It’s On My Heart: Having a Bad Day

It’s On My Heart: Having a Bad Day

Jim HInshaw
Contributing Writer
Improvement Professional, President & Sales

Last month I wrote about bad news travels fast, maybe faster than good news.  This month, I have a question for you: have you had a bad day?  I don’t mean a rotten day, where you had something that was supposed to happen not happen.  And I don’t mean a day where you were late, or missed an appointment completely.  No, the bad day I am referring to is one where it cannot be fixed with money.  Where you are facing a giant of a problem.  A problem of Goliath proportions.

We can group problems into several categories: Financial, physical, emotional, spiritual, and family.  Start with financial.  There is story after story of people who went bankrupt late in life, started over at age 50, 60, or even later.  And still made a fortune by doing things others said couldn’t be done.  Here is one: Yuval Zaliouk, 74, is co-owner of YZ Enterprises in Toledo, Ohio. He was the conductor of the Toledo Symphony in 1989 and just couldn’t take another move with his family for another job. The answer was his dream: to make and sell cookies based on his grandmother’s recipe, right out of his home.   His dream took off, he won entrepreneur of the year in 2003, making lots of cookies, selling them in all 50 states, and they are available in Trader Joe’s and Publix.

Got lots of these examples, go to Boomer careers, where I found the article about Yuval.

Physical: this can be overwhelming.  I recently had a bout with Basil Cell Carcinoma, where I had a spot on my forehead that was cancerous.  Doctor removed it, that same week I traveled to Las Vegas for business, got an eye infection!  So where is the good news?  Was able to go into Walgreens on the strip, see a doctor without an appointment, get my medication almost instantly, get on my way fast.  Not possible a decade ago.  They are using more exact techniques to remove my cancer than ever before, so in some ways, this is a good time to be sick.  Lots more options available today than in the past.

Emotional, where we feel overwhelmed by life and all it throws at us.  Again, we have a ton more options to us these days than our parents and grandparents had.  They just had to suffer through it.  We don’t, we can start a healthy lifestyle, eat better, drink more water, stop smoking, and maybe even start a drug that can intervene for us.  We have counseling, group meetings, therapy, all kinds of treatments that can help.

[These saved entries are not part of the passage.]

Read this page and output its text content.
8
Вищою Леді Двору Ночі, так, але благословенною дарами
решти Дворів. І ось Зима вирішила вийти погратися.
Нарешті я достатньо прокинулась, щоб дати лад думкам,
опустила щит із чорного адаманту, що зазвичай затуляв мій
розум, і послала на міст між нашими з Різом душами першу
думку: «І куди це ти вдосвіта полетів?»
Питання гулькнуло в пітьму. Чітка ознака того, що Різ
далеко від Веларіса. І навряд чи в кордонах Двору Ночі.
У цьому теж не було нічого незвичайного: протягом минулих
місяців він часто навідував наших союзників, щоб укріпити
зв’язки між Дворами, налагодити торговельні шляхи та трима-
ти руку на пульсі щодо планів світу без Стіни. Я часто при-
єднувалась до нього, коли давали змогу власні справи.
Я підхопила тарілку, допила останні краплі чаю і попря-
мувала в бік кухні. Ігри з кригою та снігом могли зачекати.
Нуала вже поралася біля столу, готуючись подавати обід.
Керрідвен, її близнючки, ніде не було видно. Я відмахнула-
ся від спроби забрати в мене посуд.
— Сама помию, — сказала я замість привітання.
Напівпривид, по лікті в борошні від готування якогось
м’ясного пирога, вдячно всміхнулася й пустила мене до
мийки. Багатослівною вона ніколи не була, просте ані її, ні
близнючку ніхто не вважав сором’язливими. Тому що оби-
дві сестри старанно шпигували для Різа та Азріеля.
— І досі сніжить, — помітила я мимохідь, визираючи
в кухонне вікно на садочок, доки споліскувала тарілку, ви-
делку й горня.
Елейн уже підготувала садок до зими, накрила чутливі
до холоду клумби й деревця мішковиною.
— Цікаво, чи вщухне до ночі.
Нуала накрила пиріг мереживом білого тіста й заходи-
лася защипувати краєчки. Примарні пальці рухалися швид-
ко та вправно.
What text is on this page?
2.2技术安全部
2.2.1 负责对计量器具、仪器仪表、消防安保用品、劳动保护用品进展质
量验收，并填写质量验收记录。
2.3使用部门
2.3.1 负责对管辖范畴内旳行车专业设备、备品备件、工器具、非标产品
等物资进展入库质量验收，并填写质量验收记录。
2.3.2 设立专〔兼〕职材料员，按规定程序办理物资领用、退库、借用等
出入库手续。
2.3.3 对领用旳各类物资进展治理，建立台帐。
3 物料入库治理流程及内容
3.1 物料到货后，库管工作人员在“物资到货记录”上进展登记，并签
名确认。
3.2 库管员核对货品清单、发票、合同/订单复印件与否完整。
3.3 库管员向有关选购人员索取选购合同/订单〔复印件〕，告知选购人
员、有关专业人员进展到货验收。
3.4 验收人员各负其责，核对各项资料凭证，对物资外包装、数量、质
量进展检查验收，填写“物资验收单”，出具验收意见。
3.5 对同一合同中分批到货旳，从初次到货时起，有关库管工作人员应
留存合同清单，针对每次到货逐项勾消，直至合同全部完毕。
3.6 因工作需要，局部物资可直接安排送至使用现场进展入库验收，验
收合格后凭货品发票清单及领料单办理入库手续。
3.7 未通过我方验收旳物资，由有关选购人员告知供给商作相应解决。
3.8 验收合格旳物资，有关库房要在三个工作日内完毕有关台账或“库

Spiritual.  In our busy lives we just don’t take time to reflect on who we are, what we are here for.  We need to understand that we are not just here to take up space, but to be involved with others that we can either learn from or teach.  There is a space in our hearts that can only be filled with a relationship with God.  He wants to be part of our lives, and he will walk us through any sort of opportunity we are facing, any giant in front of us.

Finally, family.  The source of both our deepest comfort and at times deepest disappointment.  People can let you down, but at times they will rise above any concept of what we expect them to do.  Often at the most important times.  To us, family is the most important element of all, it is who we are connected to all of our lives.

My message to you today is simple, but complex.  No matter what you are facing, take courage.  You have resources that people did not have a decade ago, even a few years ago.  I know what you are thinking; this insurance today is a mess.

Understand, my family is fighting for coverage right now with a very unresponsive group.  And we are facing a giant of our own, the giants don’t respect wealth, age, or geography.  So today, don’t give up, dig in.  Believe in your abilities and the ability of those around you, do all you can.  We never know how much we are capable of until we do more than we have ever done before.

Thanks for listening, and understand I prayed for each of you today while writing this.  We’ll talk next month.